I had the great fortune to spend this weekend at a spa in Shropshire.  A present from my children for Mothering Sunday, it was a timely break from a fairly frantic period in my life.  I was presenting full-day courses in London on Thursday and Friday, rounding off an exceptionally busy week.  I hadn’t been feeling particularly well and back-to-back courses are tough at the best of times.  By the time I arrived home on Friday evening, a spa break seemed like a very good idea indeed.

I had quite a journey to get there on Saturday.  My spa-buddies were my Mum and sister, coming respectively from North Wales and Leeds, so each of us had to travel a fair while to the ultimate destination.
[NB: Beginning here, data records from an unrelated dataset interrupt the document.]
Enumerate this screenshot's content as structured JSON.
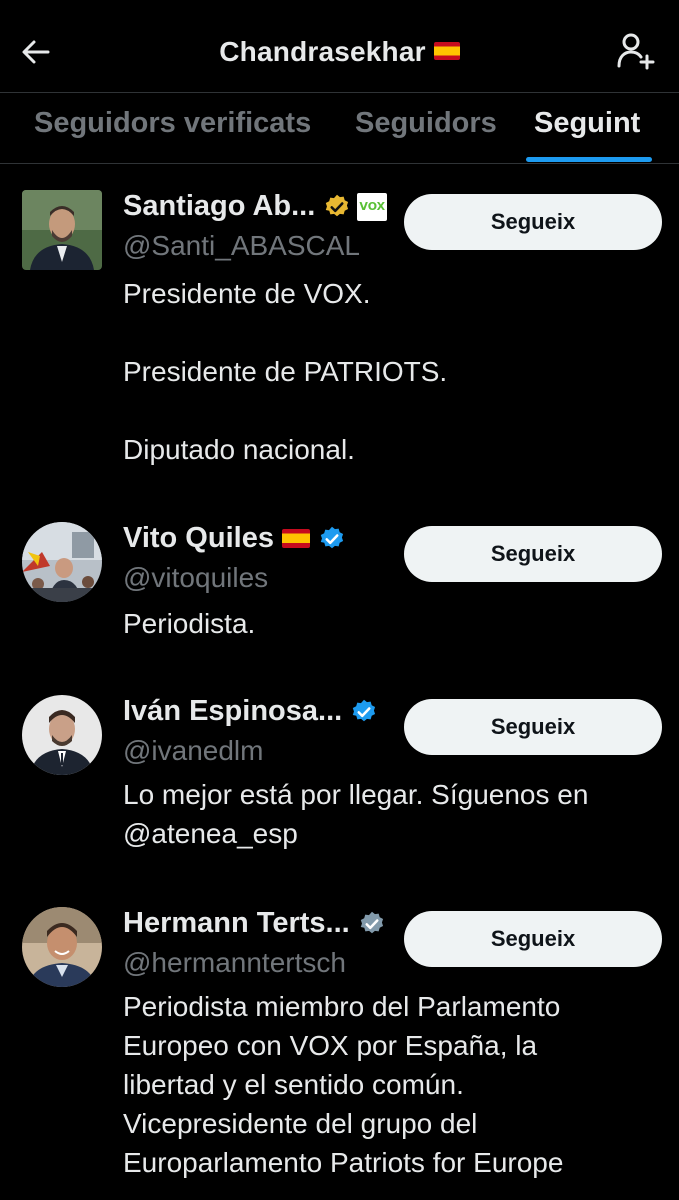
{
  "header": {
    "title": "Chandrasekhar"
  },
  "tabs": [
    {
      "label": "Seguidors verificats",
      "active": false
    },
    {
      "label": "Seguidors",
      "active": false
    },
    {
      "label": "Seguint",
      "active": true
    }
  ],
  "colors": {
    "background": "#000000",
    "accent": "#1d9bf0",
    "verified_gold": "#e8b832",
    "verified_blue": "#1d9bf0",
    "verified_gray": "#829aab"
  },
  "users": [
    {
      "name": "Santiago Ab...",
      "handle": "@Santi_ABASCAL",
      "badge": "gold-verified-icon",
      "affiliate_logo": "VOX",
      "follow_label": "Segueix",
      "bio": "Presidente de VOX.\n\nPresidente de PATRIOTS.\n\nDiputado nacional."
    },
    {
      "name": "Vito Quiles",
      "handle": "@vitoquiles",
      "badge": "blue-verified-icon",
      "follow_label": "Segueix",
      "bio": "Periodista."
    },
    {
      "name": "Iván Espinosa...",
      "handle": "@ivanedlm",
      "badge": "blue-verified-icon",
      "follow_label": "Segueix",
      "bio": "Lo mejor está por llegar. Síguenos en\n@atenea_esp"
    },
    {
      "name": "Hermann Terts...",
      "handle": "@hermanntertsch",
      "badge": "gray-verified-icon",
      "follow_label": "Segueix",
      "bio": "Periodista miembro del Parlamento\nEuropeo con VOX por España, la\nlibertad y el sentido común.\nVicepresidente del grupo del\nEuroparlamento Patriots for Europe"
    }
  ]
}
I said goodbye to husband and girls at least ten times and shut myself in the car.  Hot coffee in the cup holder, sunglasses on, iPod plumbed in to the stereo – mix all.
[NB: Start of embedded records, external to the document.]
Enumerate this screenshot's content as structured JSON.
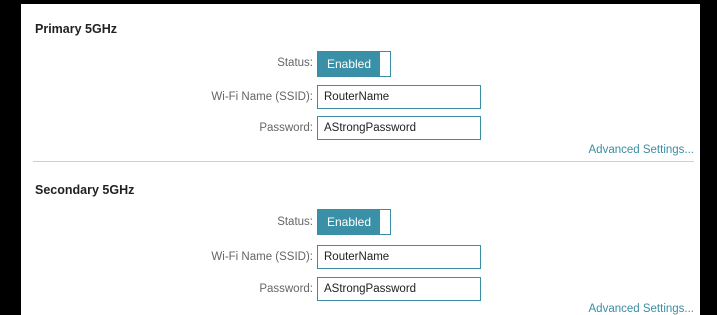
{
  "sections": [
    {
      "title": "Primary 5GHz",
      "status_label": "Status:",
      "status_value": "Enabled",
      "ssid_label": "Wi-Fi Name (SSID):",
      "ssid_value": "RouterName",
      "password_label": "Password:",
      "password_value": "AStrongPassword",
      "advanced_link": "Advanced Settings..."
    },
    {
      "title": "Secondary 5GHz",
      "status_label": "Status:",
      "status_value": "Enabled",
      "ssid_label": "Wi-Fi Name (SSID):",
      "ssid_value": "RouterName",
      "password_label": "Password:",
      "password_value": "AStrongPassword",
      "advanced_link": "Advanced Settings..."
    }
  ],
  "colors": {
    "accent": "#3a90a6",
    "frame": "#000000"
  }
}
First song – Baz Luhrmann, “Everybody’s Free (To Wear Sunscreen)”. Pearls of wisdom over a backing track, a track I’ve heard many many times.  One line stuck with me this time though.  The second to last lyric is as follows:

“Advice is a form of nostalgia, dispensing it is a way of fishing the past from the disposal, wiping it off, painting over the ugly parts and recycling it for more than it’s worth.”

This struck a real chord with me – “advice is a form of nostalgia“.  My Friday course was an introduction to running employment tribunal litigation and I had a group of trainee solicitors who threw themselves into the subject matter with enthusiasm.
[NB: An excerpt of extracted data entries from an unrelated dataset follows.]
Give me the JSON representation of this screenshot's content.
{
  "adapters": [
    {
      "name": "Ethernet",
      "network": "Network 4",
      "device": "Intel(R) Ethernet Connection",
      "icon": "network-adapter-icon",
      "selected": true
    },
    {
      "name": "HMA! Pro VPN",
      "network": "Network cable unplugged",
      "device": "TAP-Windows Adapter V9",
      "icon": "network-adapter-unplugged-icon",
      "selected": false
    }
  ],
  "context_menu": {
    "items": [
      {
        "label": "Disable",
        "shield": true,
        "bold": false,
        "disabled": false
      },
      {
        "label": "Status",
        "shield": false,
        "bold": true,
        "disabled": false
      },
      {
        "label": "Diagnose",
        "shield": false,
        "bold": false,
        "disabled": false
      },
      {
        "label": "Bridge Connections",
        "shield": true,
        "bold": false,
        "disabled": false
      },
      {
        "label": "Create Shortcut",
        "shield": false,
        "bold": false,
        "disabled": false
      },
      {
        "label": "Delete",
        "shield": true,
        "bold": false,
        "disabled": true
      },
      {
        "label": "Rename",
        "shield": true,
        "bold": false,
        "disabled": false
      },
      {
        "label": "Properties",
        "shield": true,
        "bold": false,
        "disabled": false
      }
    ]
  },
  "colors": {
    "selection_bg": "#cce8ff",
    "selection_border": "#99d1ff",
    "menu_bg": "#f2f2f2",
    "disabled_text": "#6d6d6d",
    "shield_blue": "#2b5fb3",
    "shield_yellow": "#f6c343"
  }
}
I have a love-hate relationship with tribunal work.  I’ve loved a lot of my cases over the years and had plenty of successes, but I’ve had my fair share of gut-wrenching moments.  If you’ve run your own employment tribunal caseload you will know exactly what I mean.  I choose to share some of my more cringeworthy experiences  with my delegates (as anecdotes and as aspects of the day-long case study), in the hope that they will be able to avoid some of the traps I walked straight into when I was a very junior solicitor.  Reliving them as teaching aids for others almost makes them worth the original agony (almost….).  I share them in their pure form, without (as Baz Luhrmann suggests) “painting over the ugly parts“.

Of course, one only really learns about employment tribunal work, from experience.  They may avoid the things I’ve told them about, but there is bound to be something else that dumps them unceremoniously on their backside in the early part of their career.  Unfortunately, no training course can Teflon-coat them for the road ahead.  But the fact that everyone had to start somewhere and the most seasoned litigators probably screwed a few things up at the beginning is something that I don’t think gets shared as much as it ought.

At the close of course, as I was packing up my papers and computer and wondering what the delegates might say about the course on the obligatory feedback form, one of them came to me before she left.  Due to return to the employment department for her final seat, she told me how the practical exercises and my various anecdotes had fired her enthusiasm to grasp employment tribunal work with greater confidence on her return.  

That is why I “fish the past from the disposal, wipe it off…” and share it with the up-and-comings.  That is why I teach.